Dawn of Noninvasive Frames

Then, in 1991, John Adler, a Stanford neurosurgeon, let the genie out of the bottle. After training in neurosurgery at the Brigham and Women’s Hospital, Adler did a year-long fellowship with Leksell. He was inspired to bring SRS to bear on any part of the human body, but this required liberating the procedure from the need for a rigidly attached frame. Thus was born the Cyberknife, the first mask-based tool for SRS or for any stereotactic procedure, for that matter. By the turn of the millennium, the Cyberknife had become a viable and commercially available tool.

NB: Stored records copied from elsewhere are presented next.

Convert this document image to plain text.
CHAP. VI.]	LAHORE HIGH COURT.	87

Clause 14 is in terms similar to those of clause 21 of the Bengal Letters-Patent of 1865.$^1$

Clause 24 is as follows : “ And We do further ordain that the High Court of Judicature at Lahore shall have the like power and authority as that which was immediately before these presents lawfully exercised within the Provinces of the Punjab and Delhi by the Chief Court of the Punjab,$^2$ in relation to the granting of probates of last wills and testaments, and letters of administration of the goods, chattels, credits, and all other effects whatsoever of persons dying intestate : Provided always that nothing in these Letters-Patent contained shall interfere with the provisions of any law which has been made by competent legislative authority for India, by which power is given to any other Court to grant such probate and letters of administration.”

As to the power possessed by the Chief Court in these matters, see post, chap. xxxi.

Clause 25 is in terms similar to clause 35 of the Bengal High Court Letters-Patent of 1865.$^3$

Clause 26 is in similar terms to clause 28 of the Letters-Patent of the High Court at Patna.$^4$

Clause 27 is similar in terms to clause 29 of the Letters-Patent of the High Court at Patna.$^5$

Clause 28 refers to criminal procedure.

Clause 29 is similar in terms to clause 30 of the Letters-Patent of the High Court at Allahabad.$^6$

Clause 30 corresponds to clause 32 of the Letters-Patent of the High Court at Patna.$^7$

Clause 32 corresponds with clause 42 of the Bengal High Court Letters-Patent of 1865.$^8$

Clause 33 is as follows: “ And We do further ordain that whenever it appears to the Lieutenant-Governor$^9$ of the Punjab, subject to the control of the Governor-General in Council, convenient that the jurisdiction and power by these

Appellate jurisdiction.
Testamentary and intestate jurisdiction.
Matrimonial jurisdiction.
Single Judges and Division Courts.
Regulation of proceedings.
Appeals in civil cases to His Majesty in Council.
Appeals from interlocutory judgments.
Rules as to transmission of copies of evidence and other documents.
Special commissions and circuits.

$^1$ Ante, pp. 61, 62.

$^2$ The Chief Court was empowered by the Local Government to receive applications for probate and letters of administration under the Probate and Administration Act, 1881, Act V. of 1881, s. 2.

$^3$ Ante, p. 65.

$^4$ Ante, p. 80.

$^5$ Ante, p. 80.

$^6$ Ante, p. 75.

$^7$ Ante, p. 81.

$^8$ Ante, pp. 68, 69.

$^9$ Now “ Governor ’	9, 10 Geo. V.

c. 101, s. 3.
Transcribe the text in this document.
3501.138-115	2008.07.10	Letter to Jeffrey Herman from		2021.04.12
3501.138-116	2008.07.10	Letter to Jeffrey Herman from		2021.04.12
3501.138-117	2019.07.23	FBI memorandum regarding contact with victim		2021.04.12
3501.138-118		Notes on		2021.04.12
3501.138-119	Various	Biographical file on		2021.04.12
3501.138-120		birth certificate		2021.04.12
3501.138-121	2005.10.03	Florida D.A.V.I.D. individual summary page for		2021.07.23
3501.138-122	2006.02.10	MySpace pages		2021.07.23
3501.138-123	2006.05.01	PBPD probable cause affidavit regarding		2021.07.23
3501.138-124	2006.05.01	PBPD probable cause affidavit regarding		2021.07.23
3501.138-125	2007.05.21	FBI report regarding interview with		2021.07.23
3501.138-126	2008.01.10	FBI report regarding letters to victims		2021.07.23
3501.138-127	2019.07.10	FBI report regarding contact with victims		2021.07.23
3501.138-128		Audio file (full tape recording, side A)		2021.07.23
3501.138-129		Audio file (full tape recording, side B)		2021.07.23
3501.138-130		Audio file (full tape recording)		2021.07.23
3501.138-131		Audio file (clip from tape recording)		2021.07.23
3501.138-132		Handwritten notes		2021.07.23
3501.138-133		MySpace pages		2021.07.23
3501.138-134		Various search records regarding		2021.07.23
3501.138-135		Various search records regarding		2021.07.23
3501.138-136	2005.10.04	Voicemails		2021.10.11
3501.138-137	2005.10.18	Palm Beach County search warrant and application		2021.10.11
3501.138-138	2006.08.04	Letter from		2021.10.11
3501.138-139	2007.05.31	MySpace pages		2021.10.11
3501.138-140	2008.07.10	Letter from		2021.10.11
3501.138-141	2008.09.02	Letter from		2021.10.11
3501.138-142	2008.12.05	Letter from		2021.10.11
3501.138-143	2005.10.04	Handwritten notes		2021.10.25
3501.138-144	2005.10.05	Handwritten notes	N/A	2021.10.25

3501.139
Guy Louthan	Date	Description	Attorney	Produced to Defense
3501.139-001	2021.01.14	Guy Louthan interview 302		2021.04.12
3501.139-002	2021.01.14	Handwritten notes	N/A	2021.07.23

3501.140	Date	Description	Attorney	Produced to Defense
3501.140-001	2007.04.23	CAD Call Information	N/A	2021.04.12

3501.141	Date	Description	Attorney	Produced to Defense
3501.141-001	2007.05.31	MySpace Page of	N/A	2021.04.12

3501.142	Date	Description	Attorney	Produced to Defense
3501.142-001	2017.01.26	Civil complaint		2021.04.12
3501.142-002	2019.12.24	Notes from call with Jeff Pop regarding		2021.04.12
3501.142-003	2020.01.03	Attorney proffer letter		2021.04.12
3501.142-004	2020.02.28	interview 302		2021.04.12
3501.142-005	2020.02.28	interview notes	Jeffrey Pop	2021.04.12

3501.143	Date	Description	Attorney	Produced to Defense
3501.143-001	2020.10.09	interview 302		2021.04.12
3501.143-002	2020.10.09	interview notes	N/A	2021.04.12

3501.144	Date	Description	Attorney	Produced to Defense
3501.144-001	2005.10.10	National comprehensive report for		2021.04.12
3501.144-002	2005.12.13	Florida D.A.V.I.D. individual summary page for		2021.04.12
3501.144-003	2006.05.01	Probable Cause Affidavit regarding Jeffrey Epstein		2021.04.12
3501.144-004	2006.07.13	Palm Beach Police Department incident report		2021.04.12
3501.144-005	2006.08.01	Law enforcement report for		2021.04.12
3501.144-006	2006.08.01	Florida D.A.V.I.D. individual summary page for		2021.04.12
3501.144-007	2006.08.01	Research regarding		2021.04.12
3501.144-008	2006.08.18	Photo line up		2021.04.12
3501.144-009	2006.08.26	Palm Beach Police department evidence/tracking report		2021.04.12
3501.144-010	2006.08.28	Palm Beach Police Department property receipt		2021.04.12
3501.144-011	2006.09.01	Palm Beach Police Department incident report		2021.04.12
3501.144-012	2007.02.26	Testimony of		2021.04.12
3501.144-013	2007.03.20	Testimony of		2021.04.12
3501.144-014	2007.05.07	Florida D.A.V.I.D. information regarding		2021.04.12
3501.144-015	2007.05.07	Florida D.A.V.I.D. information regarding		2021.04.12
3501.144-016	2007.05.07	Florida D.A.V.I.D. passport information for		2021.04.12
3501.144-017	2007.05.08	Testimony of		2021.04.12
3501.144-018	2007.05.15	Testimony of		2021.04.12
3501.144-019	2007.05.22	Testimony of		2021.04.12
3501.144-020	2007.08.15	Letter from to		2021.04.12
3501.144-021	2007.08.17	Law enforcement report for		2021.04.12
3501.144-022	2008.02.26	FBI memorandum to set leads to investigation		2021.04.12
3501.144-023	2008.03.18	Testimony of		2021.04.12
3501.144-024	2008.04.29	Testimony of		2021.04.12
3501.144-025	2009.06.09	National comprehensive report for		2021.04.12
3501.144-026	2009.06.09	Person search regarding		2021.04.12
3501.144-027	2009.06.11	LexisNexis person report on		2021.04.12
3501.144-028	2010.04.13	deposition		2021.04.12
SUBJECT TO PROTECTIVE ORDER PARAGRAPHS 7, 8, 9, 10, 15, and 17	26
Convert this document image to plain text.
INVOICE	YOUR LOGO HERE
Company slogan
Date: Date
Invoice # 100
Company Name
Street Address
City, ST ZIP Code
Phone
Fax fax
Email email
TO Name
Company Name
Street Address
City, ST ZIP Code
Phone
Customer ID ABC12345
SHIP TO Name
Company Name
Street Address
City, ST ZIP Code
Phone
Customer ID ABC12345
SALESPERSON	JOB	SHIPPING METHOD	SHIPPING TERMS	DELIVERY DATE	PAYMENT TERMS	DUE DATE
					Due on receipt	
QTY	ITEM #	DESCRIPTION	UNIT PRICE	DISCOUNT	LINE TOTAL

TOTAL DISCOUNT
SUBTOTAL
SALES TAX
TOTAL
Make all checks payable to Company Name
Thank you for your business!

Now, there was no turning back. Other Linac manufacturers soon followed suit, giving their practitioners a potential advantage over users of the frame-based GK. Not only could the frame application be bypassed, but as some neurosurgeons soon began to ask: who said that SRS had to be in a single fraction? That was necessitated by the pain and discomfort of the frame, but in the new era of mask-based SRS, this limitation no longer existed.  Lurking in the background was the potential for radiation oncologists to perform SRS without the need for neurosurgical participation. After much give-and-take with organized radiation oncology, and amongst neurosurgeons themselves, a new consensus definition of SRS was agreed and published in 2007. Now, SRS can be a treatment given in up to 5 fractions. The only holdouts to this new world were members of the GK community, who vociferously defended the use of a rigid frame and insisted on its superiority, along with disparaging the idea of fractionated SRS.

Can SRS be a Purely Radiation Oncology Tool?

Well, the chickens have come home to roost. Starting three years ago, the GK could now be used with a mask for single session or fractionated SRS. What is the role of neurosurgeons in these procedures? The fact is that the treatments can occur without neurosurgical presence or even involvement. Patients have the mask fitted in advance of the treatment, which is planned over 1-2 days. SRS delivery is done with the patients fixed in a mask, along with various methods for tracking that ensure that immobilization is maintained. These techniques are all a part of routine radiation oncology practice.

So how do we prevent SRS, a concept and a tool invented and perfected by neurosurgeons, from slipping away completely as part of our practice and research activities? It is clear that this is in our collective hands. Treating mask-bases SRS as an annoyance that isn’t surgery, then neurosurgeons will increasingly be marginalized and our involvement minimalized, until our very presence in the field we invented will be historical only. We must be actively engaged in the contouring of targets, of modifying the treatment plans as needed, and be present during the treatment. In addition, we must continue to drive the indications, research and innovation in both the cranial and spinal realms of SRS.  How unfortunate it would be for neurosurgeons to not be part of this new world of stereotactic radiosurgery!